Ajustándose al prototipo del morrongo, Uribe pretende hacernos creer que la cosa no es con él; que la reelección fue promovida por un pueblo que reclama a gritos su permanencia en el poder y por un gabinete que reconoce la trascendencia de la continuidad de su mandato, y que, de ser aprobada, lo sería casi que a pesar de sí mismo.
De esa manera, Uribe desafía la regla del sentido común según la cual uno no puede comerse el pastel y guardarlo al mismo tiempo: como jefe de gobierno, impulsa por todos los medios una reelección que sin duda causará más estragos en las instituciones y la democracia, pero al mismo tiempo se beneficia de una imagen de acuerdo con la cual él respeta las instituciones y por ende se resiste a la reelección.
Pero si Uribe juega ese juego es porque sabe que los réditos políticos de hacerlo son sustanciales. Su discurso moralizante y respetuoso de las instituciones parece tener gran acogida en la sociedad colombiana. Como lo ha señalado Francisco Gutiérrez, el triunfo electoral de Uribe no se explica únicamente por sus propuestas de mano dura con la guerrilla, sino que en buena medida tiene que ver con su discurso de lucha contra la corrupción y la politiquería.
A pesar de ello, su gobierno ha protagonizado algunos de los escándalos más graves de uno y otro fenómeno, tales como la parapolítica y la yidispolítica. No obstante, estos escándalos no han afectado en lo más mínimo la popularidad avasalladora del Presidente, lo cual puede explicarse, al menos en parte, por el blindaje que el discurso moralizante genera para su imagen.
Esto muestra que la defensa de valores éticos y políticos por parte de los gobernantes no es condición ni necesaria ni suficiente para que tales valores se materialicen en la práctica. Es más, existen circunstancias en las cuales la defensa de dichos valores puede ser utilizada como una estrategia para incumplirlos. En el caso de la reelección, tal estrategia ha consistido en que el Presidente se valga de su postura ambigua frente al tema para defender un discurso de respeto de las instituciones al tiempo que pretende socavarlas profundamente promoviendo el referendo reeleccionista.

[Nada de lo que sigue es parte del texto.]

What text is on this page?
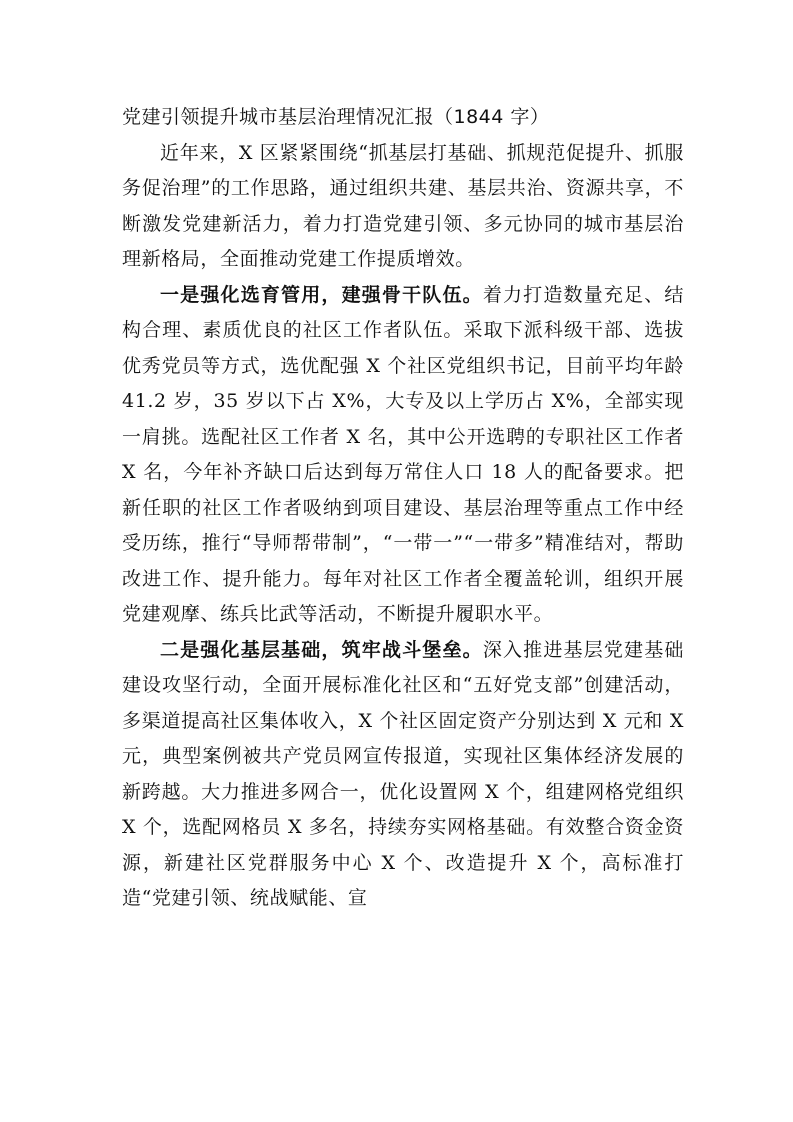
党建引领提升城市基层治理情况汇报（1844 字）

近年来，X 区紧紧围绕“抓基层打基础、抓规范促提升、抓服务促治理”的工作思路，通过组织共建、基层共治、资源共享，不断激发党建新活力，着力打造党建引领、多元协同的城市基层治理新格局，全面推动党建工作提质增效。

一是强化选育管用，建强骨干队伍。着力打造数量充足、结构合理、素质优良的社区工作者队伍。采取下派科级干部、选拔优秀党员等方式，选优配强 X 个社区党组织书记，目前平均年龄 41.2 岁，35 岁以下占 X%，大专及以上学历占 X%，全部实现一肩挑。选配社区工作者 X 名，其中公开选聘的专职社区工作者 X 名，今年补齐缺口后达到每万常住人口 18 人的配备要求。把新任职的社区工作者吸纳到项目建设、基层治理等重点工作中经受历练，推行“导师帮带制”，“一带一”“一带多”精准结对，帮助改进工作、提升能力。每年对社区工作者全覆盖轮训，组织开展党建观摩、练兵比武等活动，不断提升履职水平。

二是强化基层基础，筑牢战斗堡垒。深入推进基层党建基础建设攻坚行动，全面开展标准化社区和“五好党支部”创建活动，多渠道提高社区集体收入，X 个社区固定资产分别达到 X 元和 X 元，典型案例被共产党员网宣传报道，实现社区集体经济发展的新跨越。大力推进多网合一，优化设置网 X 个，组建网格党组织 X 个，选配网格员 X 多名，持续夯实网格基础。有效整合资金资源，新建社区党群服务中心 X 个、改造提升 X 个，高标准打造“党建引领、统战赋能、宣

Para evitar este último resultado, convendría que la ciudadanía exigiera que el Presidente adopte una posición definida y coherente sobre el tema de la reelección, de forma tal que ajuste sus comportamientos a su discurso. No se trata de una exigencia extraordinaria, sino de un simple reclamo de consistencia entre lo que Uribe dice y lo que hace. Sin embargo, es un reclamo que podría tener importantes efectos, pues requeriría, o bien que Uribe asuma los costos políticos de promover una reelección que afecta la institucionalidad, o bien que se abstenga de defenderla para guardar consistencia con los valores que dice defender.